At one point, she decides she wants a friend named Penelope, so she puts an ad on a tree asking for a Penelope who needs a friend to call her. This is how she meets pretty much her only friend, Penelope, who is just as odd as Vivian.It’s clear that Penelope is a good person, and has a lot of issue, just like Vivian, and in a lot of ways it’s really good they find each other.
We get insinuations that Vivian was pretty brutally abused when she was a child. She has an older sister named Vivian, who she has a pretty tenuous relationship with. Yes, her sister is also named Vivian. Their parents did that on purpose, as well as telling narrator Vivian that she was a changeling and other glossed over things that, when you stop to think about it, are really not great. Sister Vivian gets a bit of a short shrift here. She’s pretty harsh to her sister, but at the same time she’s really the only person who is seeing the reality here, and while it’s clear sister Vivian has reached the end of her rope, she won’t cut out her sister, she still visits and takes her phone calls and does what she can, even if she loses her temper pretty quickly. I think I had quite a bit of sympathy for Vivian’s sister, it’s very hard to watch a family member go through something like this and not really know what to do.

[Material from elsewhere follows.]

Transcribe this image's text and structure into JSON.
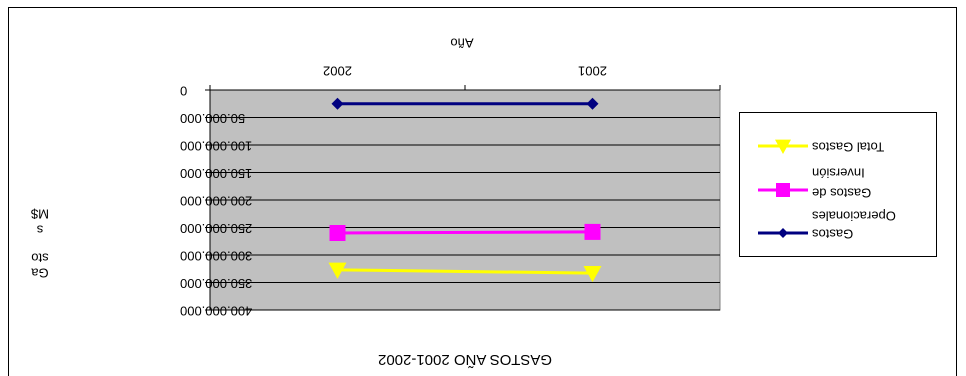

All that said, I liked Vivian and I think I liked this book, even if it really made me uncomfortable at times. It did make me really very uncomfortable at times, which is where a lot of my ambiguity with this book comes from. It is really fabulously written, though, which is especially important when you’re going to jump in to a topic like this. I don’t think I would have made it to the end if the writing weren’t such high quality.